Los cálculos del estudio indican que la parte rica en hielo podría contener entre aproximadamente 220.000 y 400.000 kilómetros cúbicos de hielo de agua, dependiendo del grosor que se considere para la capa seca que cubre los depósitos.
Si todo ese hielo llegara a derretirse, el volumen de agua sería suficiente para formar una capa de aproximadamente 1,5 a 2,7 metros de profundidad sobre toda la superficie de Marte.
Esto convertiría a la Formación Medusae Fossae en una de las mayores reservas de agua identificadas fuera de las regiones polares del planeta.
El hielo no está en la superficie
A pesar de la enorme cantidad estimada, esta posible reserva no sería fácil de aprovechar. Los investigadores calculan que los depósitos ricos en hielo están cubiertos por una capa de material seco de aproximadamente 300 a 600 metros, probablemente formada por polvo y otros sedimentos.
La ESA señala que esta profundidad hace que los depósitos sean prácticamente inaccesibles para las misiones actuales.
Por esta razón, el descubrimiento tiene actualmente mayor importancia científica que práctica: permite conocer mejor la historia del agua y del clima marciano.
¿Cómo descubrieron el hielo?
La clave fue MARSIS, un radar capaz de enviar ondas de radio hacia el subsuelo y analizar los ecos que regresan después de atravesar diferentes materiales.
Los cambios en las propiedades de las señales permiten a los científicos reconstruir, de manera indirecta, la estructura de las capas enterradas.

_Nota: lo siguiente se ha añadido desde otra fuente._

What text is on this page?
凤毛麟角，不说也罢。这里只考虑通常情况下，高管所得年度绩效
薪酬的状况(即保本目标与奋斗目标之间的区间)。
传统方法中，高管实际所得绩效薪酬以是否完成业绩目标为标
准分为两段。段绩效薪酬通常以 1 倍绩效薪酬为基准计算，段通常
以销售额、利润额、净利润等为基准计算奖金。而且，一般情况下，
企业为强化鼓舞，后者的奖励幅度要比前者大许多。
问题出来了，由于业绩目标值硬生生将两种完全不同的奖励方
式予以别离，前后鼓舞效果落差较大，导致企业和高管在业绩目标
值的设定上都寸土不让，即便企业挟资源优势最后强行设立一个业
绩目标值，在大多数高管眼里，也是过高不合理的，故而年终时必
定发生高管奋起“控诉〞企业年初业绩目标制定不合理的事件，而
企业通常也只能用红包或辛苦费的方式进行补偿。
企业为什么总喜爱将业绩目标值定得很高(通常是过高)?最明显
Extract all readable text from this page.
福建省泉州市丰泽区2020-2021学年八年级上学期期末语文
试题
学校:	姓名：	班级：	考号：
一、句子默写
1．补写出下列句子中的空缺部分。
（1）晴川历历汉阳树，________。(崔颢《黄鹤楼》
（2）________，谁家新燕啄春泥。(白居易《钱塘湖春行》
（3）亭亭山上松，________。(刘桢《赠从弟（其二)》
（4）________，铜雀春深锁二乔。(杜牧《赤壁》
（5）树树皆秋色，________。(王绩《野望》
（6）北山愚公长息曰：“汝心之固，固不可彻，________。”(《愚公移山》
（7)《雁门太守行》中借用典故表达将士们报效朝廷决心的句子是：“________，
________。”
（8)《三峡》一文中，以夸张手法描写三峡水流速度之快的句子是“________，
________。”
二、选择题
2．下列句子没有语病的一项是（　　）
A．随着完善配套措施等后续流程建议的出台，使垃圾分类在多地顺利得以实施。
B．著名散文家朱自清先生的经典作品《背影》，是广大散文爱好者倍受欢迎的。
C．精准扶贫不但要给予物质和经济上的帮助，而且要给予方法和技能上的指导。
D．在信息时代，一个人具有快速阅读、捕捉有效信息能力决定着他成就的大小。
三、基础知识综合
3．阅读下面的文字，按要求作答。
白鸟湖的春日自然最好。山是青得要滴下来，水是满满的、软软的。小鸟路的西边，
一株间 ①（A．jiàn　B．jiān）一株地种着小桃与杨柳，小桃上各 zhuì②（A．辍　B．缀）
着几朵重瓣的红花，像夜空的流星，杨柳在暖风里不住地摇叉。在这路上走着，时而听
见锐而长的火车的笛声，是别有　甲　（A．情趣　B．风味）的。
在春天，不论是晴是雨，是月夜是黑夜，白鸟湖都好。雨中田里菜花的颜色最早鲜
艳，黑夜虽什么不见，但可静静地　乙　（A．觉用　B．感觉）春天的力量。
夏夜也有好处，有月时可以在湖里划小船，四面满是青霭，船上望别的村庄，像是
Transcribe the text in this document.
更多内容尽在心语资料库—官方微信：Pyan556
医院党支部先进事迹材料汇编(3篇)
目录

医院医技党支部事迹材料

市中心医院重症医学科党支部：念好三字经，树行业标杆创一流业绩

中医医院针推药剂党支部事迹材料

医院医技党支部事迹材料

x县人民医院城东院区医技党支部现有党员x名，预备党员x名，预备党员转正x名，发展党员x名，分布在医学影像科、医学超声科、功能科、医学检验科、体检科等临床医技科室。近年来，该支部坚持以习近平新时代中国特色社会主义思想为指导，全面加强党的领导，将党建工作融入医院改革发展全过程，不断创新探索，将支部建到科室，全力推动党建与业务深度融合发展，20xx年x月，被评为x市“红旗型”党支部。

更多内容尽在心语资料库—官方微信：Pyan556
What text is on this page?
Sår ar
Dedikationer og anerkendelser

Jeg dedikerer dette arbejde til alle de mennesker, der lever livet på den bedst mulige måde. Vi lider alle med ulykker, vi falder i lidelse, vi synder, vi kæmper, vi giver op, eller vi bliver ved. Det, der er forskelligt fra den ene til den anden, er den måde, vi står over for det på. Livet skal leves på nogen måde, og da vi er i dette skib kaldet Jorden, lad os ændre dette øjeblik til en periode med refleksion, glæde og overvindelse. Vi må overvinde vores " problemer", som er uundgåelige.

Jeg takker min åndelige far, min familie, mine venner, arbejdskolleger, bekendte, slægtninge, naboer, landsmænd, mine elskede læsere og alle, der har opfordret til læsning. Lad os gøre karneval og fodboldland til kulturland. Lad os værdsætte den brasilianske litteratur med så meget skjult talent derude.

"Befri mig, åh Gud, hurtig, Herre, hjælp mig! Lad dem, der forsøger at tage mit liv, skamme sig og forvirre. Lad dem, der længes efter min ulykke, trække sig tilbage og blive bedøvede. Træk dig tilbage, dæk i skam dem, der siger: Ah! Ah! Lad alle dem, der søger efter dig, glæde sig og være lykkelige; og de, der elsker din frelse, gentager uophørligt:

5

En la Formación Medusae Fossae, los reflejos observados y las características físicas calculadas son difíciles de explicar mediante una estructura compuesta únicamente por materiales secos.
Por ello, los autores consideran que una estructura formada por capas pobres en hielo sobre otras mucho más ricas en hielo ofrece una explicación compatible con los datos.
Una pista sobre el pasado de Marte
La posible presencia de hielo en una región cercana al ecuador resulta especialmente interesante porque las condiciones actuales de Marte no favorecen la conservación de grandes cantidades de hielo expuesto en esa zona.
Esto sugiere que los depósitos pudieron formarse durante una etapa antigua en la que el clima marciano era diferente al actual. Las capas enterradas podrían conservar información sobre los cambios que experimentó el planeta a lo largo de su historia.
El estudio, por tanto, no solo busca determinar dónde se encuentra el agua marciana, sino también ayudar a reconstruir cómo evolucionó el clima del planeta.
Mars Express y ExoMars estudian diferentes partes del subsuelo
Es importante distinguir entre las distintas misiones europeas que investigan el agua de Marte.
La evidencia sobre los grandes depósitos de la Formación Medusae Fossae procede de Mars Express y su instrumento MARSIS. Esta misión puede estudiar estructuras situadas a varios kilómetros bajo la superficie.
Por su parte, el orbitador ExoMars Trace Gas Orbiter utiliza el instrumento FREND para detectar hidrógeno en la parte más superficial del suelo. Debido a que el hidrógeno puede estar asociado con agua o hielo, estos datos sirven para elaborar mapas de posibles depósitos de agua cerca de la superficie.
Por eso, no sería correcto atribuir directamente el descubrimiento de los depósitos de varios kilómetros de profundidad a ExoMars.
Una evidencia importante, pero todavía indirecta
Aunque los resultados son significativos, los científicos no han extraído una muestra física de estos depósitos para demostrar directamente que están formados por hielo de agua.
La conclusión se basa en las señales obtenidas mediante radar y en modelos que comparan las propiedades observadas con las esperadas para distintos materiales. Los autores consideran que la explicación de depósitos ricos en hielo es consistente con los datos, pero futuras investigaciones podrán aportar más información.
El hallazgo muestra que Marte todavía puede esconder enormes cantidades de agua bajo su superficie. También ofrece a los científicos una nueva oportunidad para estudiar la evolución climática del planeta y comprender qué ocurrió con el agua que alguna vez estuvo presente en su superficie.